沖電気工業(OKI)は、無線局免許申請などの手続きや専門的知識がなくても、スムーズなローカル5G導入を可能とする「ローカル5G支援サービス」を、11月17日から販売する。価格は、個別見積。今年12月から提供を始め、ローカル5G全体として2025年までに累計100億円の売上を目指す。
また、強みであるAIエッジ技術とローカル5Gを組み合わせる「AIエッジ×5G」提供し、企業のDXを推進する。

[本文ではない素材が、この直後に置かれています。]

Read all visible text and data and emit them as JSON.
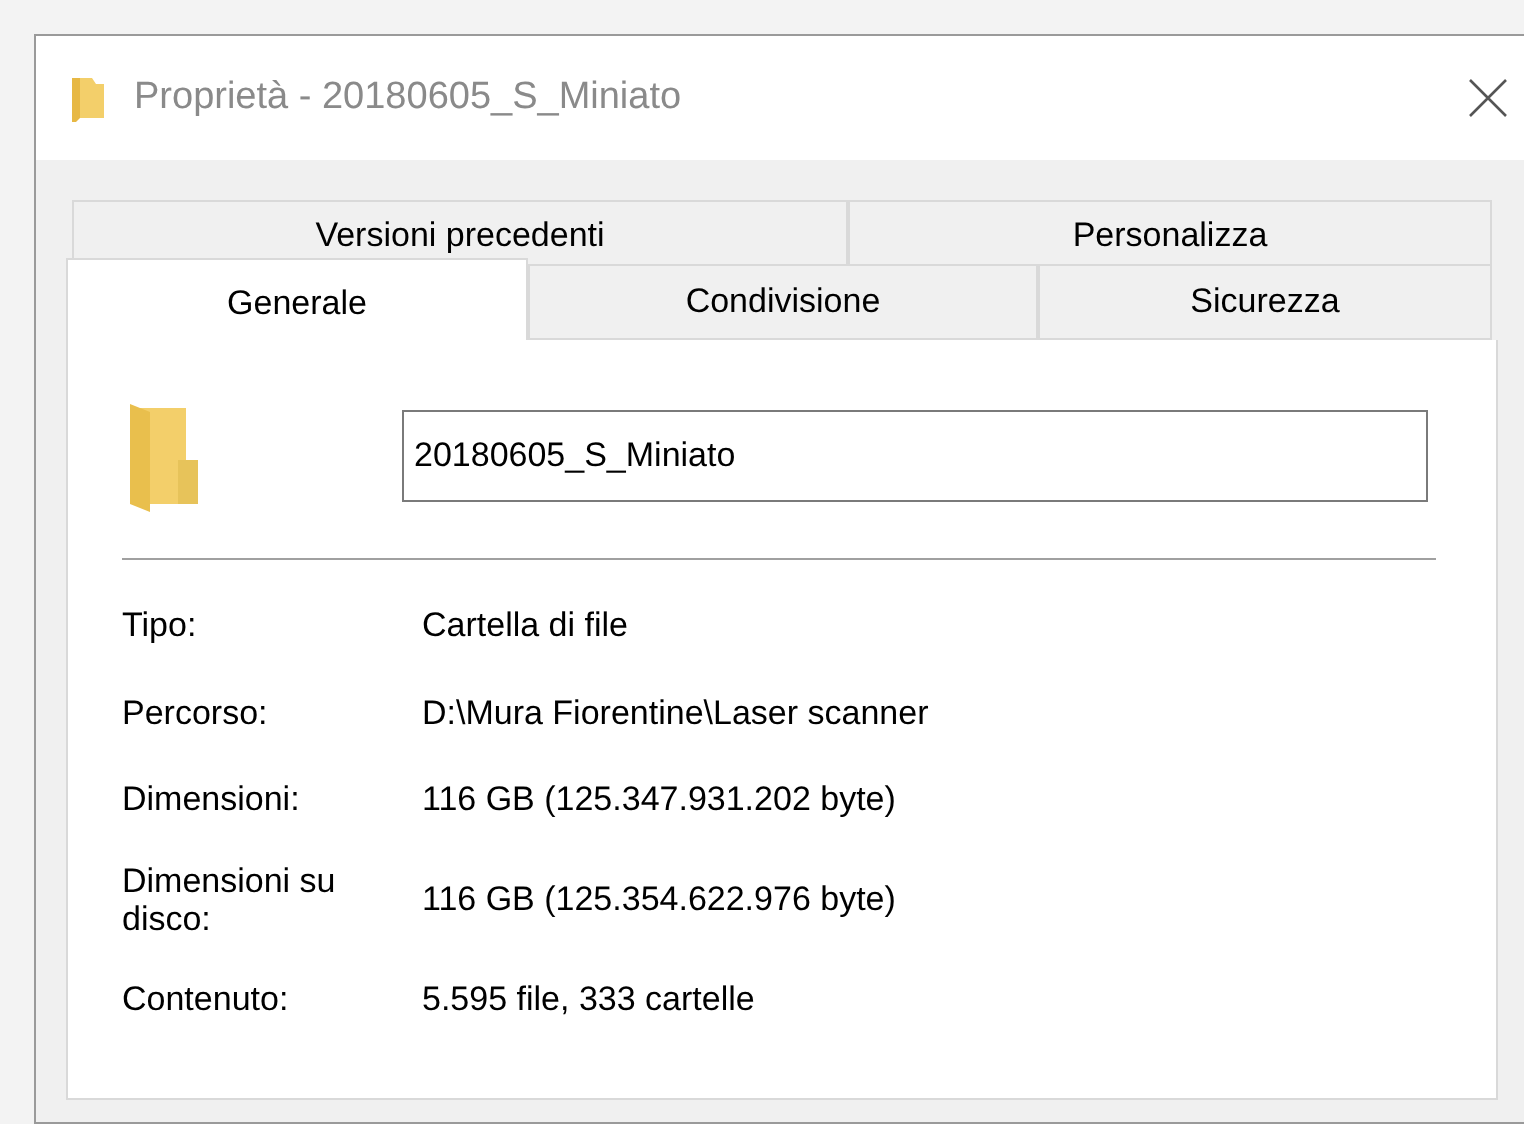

ローカル5Gは、通信キャリア事業者の5Gサービスを、自営ネットワークとして活用するために、企業などのプライベート空間に独自の無線局を開設するもの。ローカル5Gの自営無線システムを導入するためには、無線やIoTに関する高度な専門知識や、導入・運用に関するノウハウが必要となる。

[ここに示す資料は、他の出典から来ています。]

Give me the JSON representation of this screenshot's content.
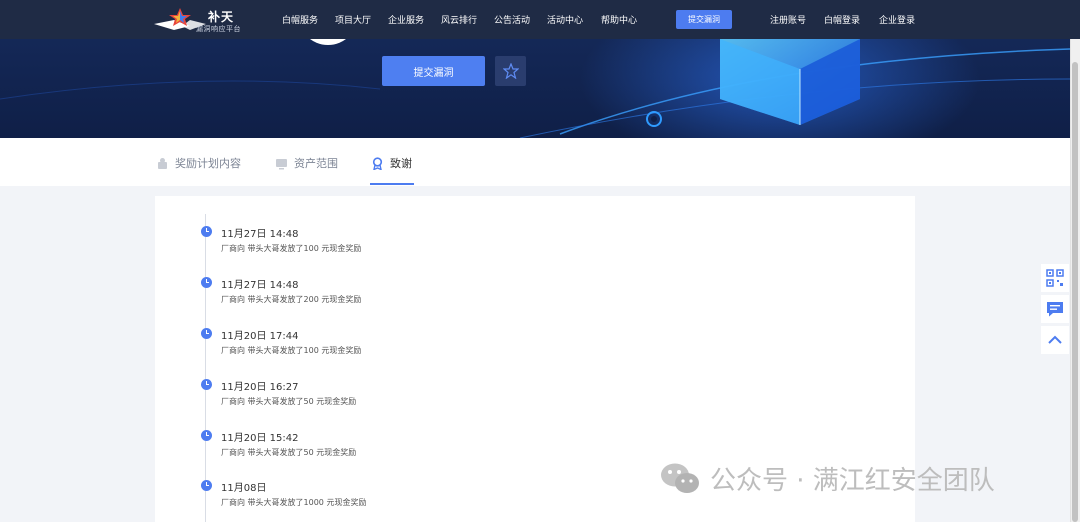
{
  "header": {
    "logo_title": "补天",
    "logo_subtitle": "漏洞响应平台",
    "nav": [
      "白帽服务",
      "项目大厅",
      "企业服务",
      "风云排行",
      "公告活动",
      "活动中心",
      "帮助中心"
    ],
    "submit_label": "提交漏洞",
    "auth": [
      "注册账号",
      "白帽登录",
      "企业登录"
    ]
  },
  "banner": {
    "submit_label": "提交漏洞"
  },
  "tabs": [
    {
      "label": "奖励计划内容",
      "active": false,
      "icon": "reward-icon"
    },
    {
      "label": "资产范围",
      "active": false,
      "icon": "asset-icon"
    },
    {
      "label": "致谢",
      "active": true,
      "icon": "medal-icon"
    }
  ],
  "timeline": [
    {
      "time": "11月27日 14:48",
      "desc": "厂商向 带头大哥发放了100 元现金奖励"
    },
    {
      "time": "11月27日 14:48",
      "desc": "厂商向 带头大哥发放了200 元现金奖励"
    },
    {
      "time": "11月20日 17:44",
      "desc": "厂商向 带头大哥发放了100 元现金奖励"
    },
    {
      "time": "11月20日 16:27",
      "desc": "厂商向 带头大哥发放了50 元现金奖励"
    },
    {
      "time": "11月20日 15:42",
      "desc": "厂商向 带头大哥发放了50 元现金奖励"
    },
    {
      "time": "11月08日",
      "desc": "厂商向 带头大哥发放了1000 元现金奖励"
    }
  ],
  "watermark": {
    "text": "公众号 · 满江红安全团队"
  },
  "colors": {
    "header_bg": "#1f2b45",
    "accent": "#4d7cf0",
    "banner_bg": "#142857"
  }
}
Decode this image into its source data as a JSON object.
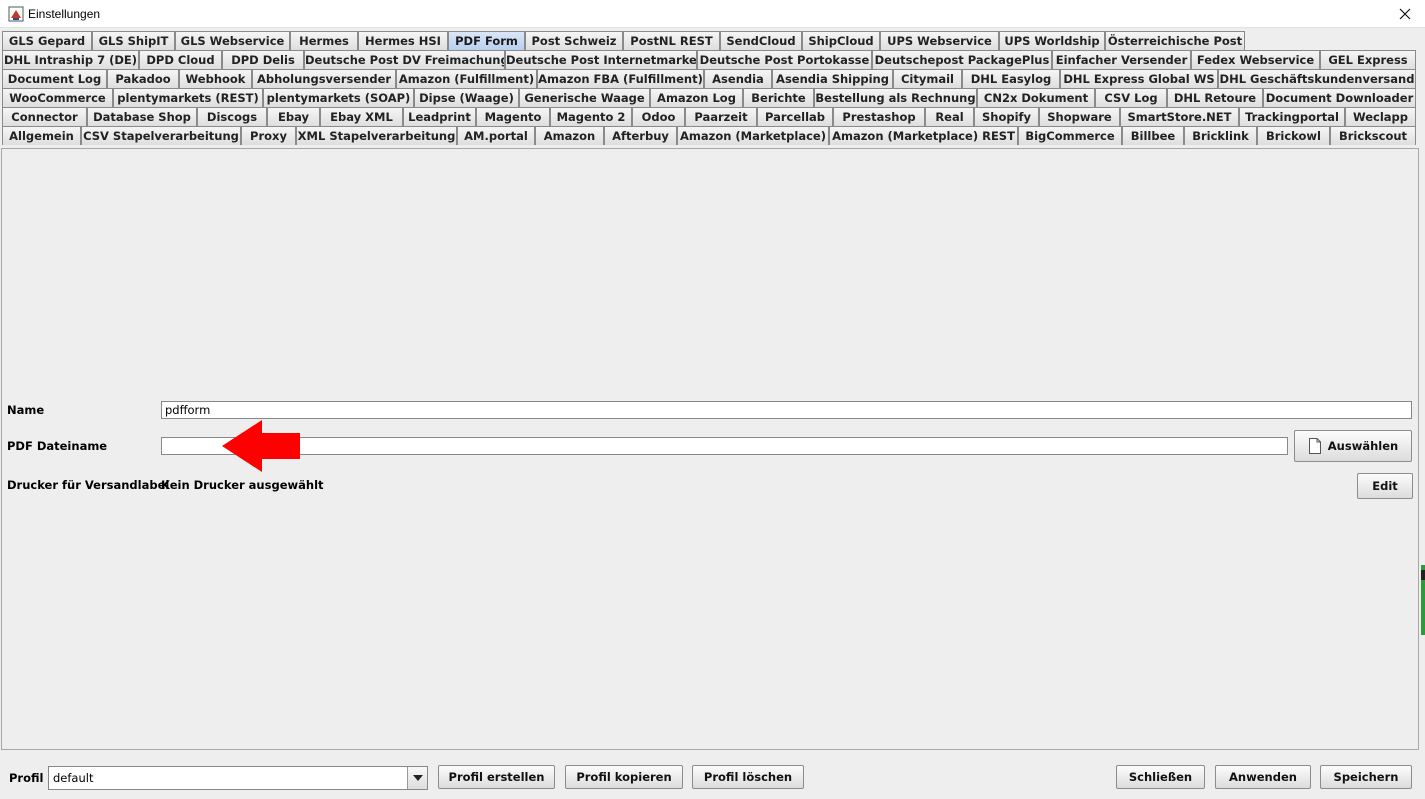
{
  "window": {
    "title": "Einstellungen",
    "close_icon": "close-icon",
    "app_icon": "java-app-icon"
  },
  "tab_rows": [
    [
      "GLS Gepard",
      "GLS ShipIT",
      "GLS Webservice",
      "Hermes",
      "Hermes HSI",
      "PDF Form",
      "Post Schweiz",
      "PostNL REST",
      "SendCloud",
      "ShipCloud",
      "UPS Webservice",
      "UPS Worldship",
      "Österreichische Post"
    ],
    [
      "DHL Intraship 7 (DE)",
      "DPD Cloud",
      "DPD Delis",
      "Deutsche Post DV Freimachung",
      "Deutsche Post Internetmarke",
      "Deutsche Post Portokasse",
      "Deutschepost PackagePlus",
      "Einfacher Versender",
      "Fedex Webservice",
      "GEL Express"
    ],
    [
      "Document Log",
      "Pakadoo",
      "Webhook",
      "Abholungsversender",
      "Amazon (Fulfillment)",
      "Amazon FBA (Fulfillment)",
      "Asendia",
      "Asendia Shipping",
      "Citymail",
      "DHL Easylog",
      "DHL Express Global WS",
      "DHL Geschäftskundenversand"
    ],
    [
      "WooCommerce",
      "plentymarkets (REST)",
      "plentymarkets (SOAP)",
      "Dipse (Waage)",
      "Generische Waage",
      "Amazon Log",
      "Berichte",
      "Bestellung als Rechnung",
      "CN2x Dokument",
      "CSV Log",
      "DHL Retoure",
      "Document Downloader"
    ],
    [
      "Connector",
      "Database Shop",
      "Discogs",
      "Ebay",
      "Ebay XML",
      "Leadprint",
      "Magento",
      "Magento 2",
      "Odoo",
      "Paarzeit",
      "Parcellab",
      "Prestashop",
      "Real",
      "Shopify",
      "Shopware",
      "SmartStore.NET",
      "Trackingportal",
      "Weclapp"
    ],
    [
      "Allgemein",
      "CSV Stapelverarbeitung",
      "Proxy",
      "XML Stapelverarbeitung",
      "AM.portal",
      "Amazon",
      "Afterbuy",
      "Amazon (Marketplace)",
      "Amazon (Marketplace) REST",
      "BigCommerce",
      "Billbee",
      "Bricklink",
      "Brickowl",
      "Brickscout"
    ]
  ],
  "selected_tab": "PDF Form",
  "form": {
    "name_label": "Name",
    "name_value": "pdfform",
    "pdf_label": "PDF Dateiname",
    "pdf_value": "",
    "choose_label": "Auswählen",
    "choose_icon": "file-icon",
    "printer_label": "Drucker für Versandlabel",
    "printer_value": "Kein Drucker ausgewählt",
    "edit_label": "Edit",
    "annotation_icon": "red-arrow-icon"
  },
  "footer": {
    "profile_label": "Profil",
    "profile_value": "default",
    "create_label": "Profil erstellen",
    "copy_label": "Profil kopieren",
    "delete_label": "Profil löschen",
    "close_label": "Schließen",
    "apply_label": "Anwenden",
    "save_label": "Speichern"
  }
}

今回OKIは、防災無線システムやETCシステムなど、数多くの無線システムの構築実績で培ったノウハウを活かし、無線局免許申請から無線通信環境を確認するための電波伝搬測定、無線ネットワーク設計・構築まで、ローカル5G導入のために必要な全工程にわたる支援サービスを提供し、企業のローカル5G導入を支援する。
<サービスの構成>
① 無線局免許申請支援サービス
電波伝搬測定およびローカル5Gネットワーク構築時に必要な、総務省への免許申請手続きを支援する。
② 無線通信環境確認サービス
ローカル5G導入の実現性および有効性を検証するため、顧客の利用環境における電波伝搬特性を計測し、通信エリア検討のためのデータを取得する。
③ 無線ネットワーク設計サービス
システム要件と電波伝搬測定の結果などから、ローカル5G無線の置局設計(注1)を含めたネットワーク設計および機器設定等の詳細設計を実施する。
④ システム構築サービス
顧客のシステム要件を実現するため、ローカル5Gネットワークの構築、ネットワーク性能評価および最適化を行い、システム構築を支援する。
OKIではまた、自社施設へのローカル5G導入により運用における知見を高め、さらなるサービス向上につなげるべく、本庄工場(埼玉県本庄市)にローカル5G実験試験局を開設し、製造現場、ならびに工場敷地内に設置されたITSテストコースへローカル5Gを導入。今年12月~来年3月にかけて「AIエッジ×5G」の社会実装に向けた実証実験を行う。
<実証実験の概要>
① 製造現場におけるローカル5Gを活用した省力化/効率化の検証
OKIが提供するManufacturing-DX(注2)による次世代スマート工場の実現を目指し、ローカル5Gを活用した映像など大量データの伝送や、AIエッジコンピューターによる画像処理などのリアルタイム処理を行うシステムを構築し、製造現場のさらなる省力化・効率化に向けた検証を行う。
② ITSテストコースにおけるローカル5Gを活用した自動運転への適用を検証
ETCシステムなどの商品開発評価や、通信技術、交通環境のセンシング技術の開発評価を目的に設置しているITSテストコースにローカル5G環境を設置し、自動運転支援への適用性について検証を行う。
今後OKIは、エコシステム戦略に基づき、顧客やパートナーとの共創を進め、「ローカル5G支援サービス」をローカル5G導入の「プロセス支援」として提供し、企業のDX推進を支援していくとしている。
注1)置局設計:無線基地局の最適な設置場所を設計すること。
注2)Manufacturing DX(マニュファクチャリング・デジタルトランスフォーメーション):製造現場を見える化する「現場変革」、現場と経営を高度かつ双方向に連携する「IT・オペレーション変革」、環境変化・法令対応・少量付加価値生産などのさまざまな経営判断を支援する「マネジメント変革」の3つの変革から構成されるスマート工場実現をめざしたOKIのソリューションコンセプト。